As a remedy we cruised the roads and looked for coveys of huns to point in roadside ditches on a check cord.
So when I saw a dozen roosters run from a tilled field into a 100 foot circle of CRP, I held out little hope.
But I knocked anyway and with permission granted I unhooked the check cord.
And watched her go on point.
My little setter every bit Dr. Jekyll and Mr. Hyde nowhere in sight, I walked in, flushed and shot the first rooster she had ever seen dead on the ground.
So we went a little further and she pointed again. This time a hen, no shot.
The next bird was a rooster that she didn’t point but flushed by pushing too hard. I knew I was pushing my luck, but before I could think about it too much, she went on point again. When I walked past her I noticed the tip of her tail pointing up at the sky and hoped for a shootable bird.
He got up further away than I expected, and I wondered if she pointed him from so far away or if he had been on the move.
It was an old bird and there was no cackle. He swung right and I pushed the barrels and squeezed the trigger.
He landed on his back in the tilled field and when I walked up my little setter was trying in vain to pick him up but getting nothing but a mouthful of feathers.
We’d come only halfway around this piece of cover and I knew there are more birds, but we’d pushed our luck far enough.
Lunatastrophe
This is not a dog.
This is a nuclear-powered starship headed for another galaxy. It is only coincidence that brings her to earth where she will flush birds at high speed and low regard until she escapes from gravity and continues on her interstellar journey.
A covey of sharptails explodes like cosmic dust in front of her and for a moment, while their trajectory lines with her own, she gives chase. When they turn, she stays her course, occasionally leaping sage brush and other obstacles with the glee and grace of a cape wearing nine-year-old.
I watch her turn in a long loop, not because she is re-centering on me, but because she was running out of field and had no choice but to alter course.
“She’ll settle in,” I tell myself, just before she blasts through a covey of huns without so much as easing off the accellerator.
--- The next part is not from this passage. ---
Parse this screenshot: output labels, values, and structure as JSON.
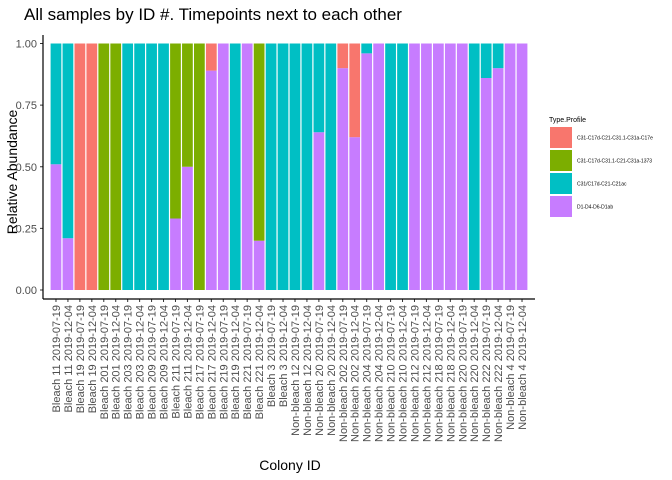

A few days ago, she pointed a covey of huns so perfectly, so steady and confidently, that this disregard for her pointing accumen is startling to me.
I whistle her in and try to settle her down but when I turn her loose, I can already tell that she is going to make another break against the bounds of gravity.
So when she blows through another covey of sharpies then proceeds to flush two dozen pheasants one after another without even tapping the brakes, I know that last week was not a turning point, but an anomally.
And so we go home, back to the check chord.
Back to the blue grouse and the huns on the road, back to known birds, back to “whoa” in the garage and yard work.
Back to school for both of us, learning to pilot a rocket ship.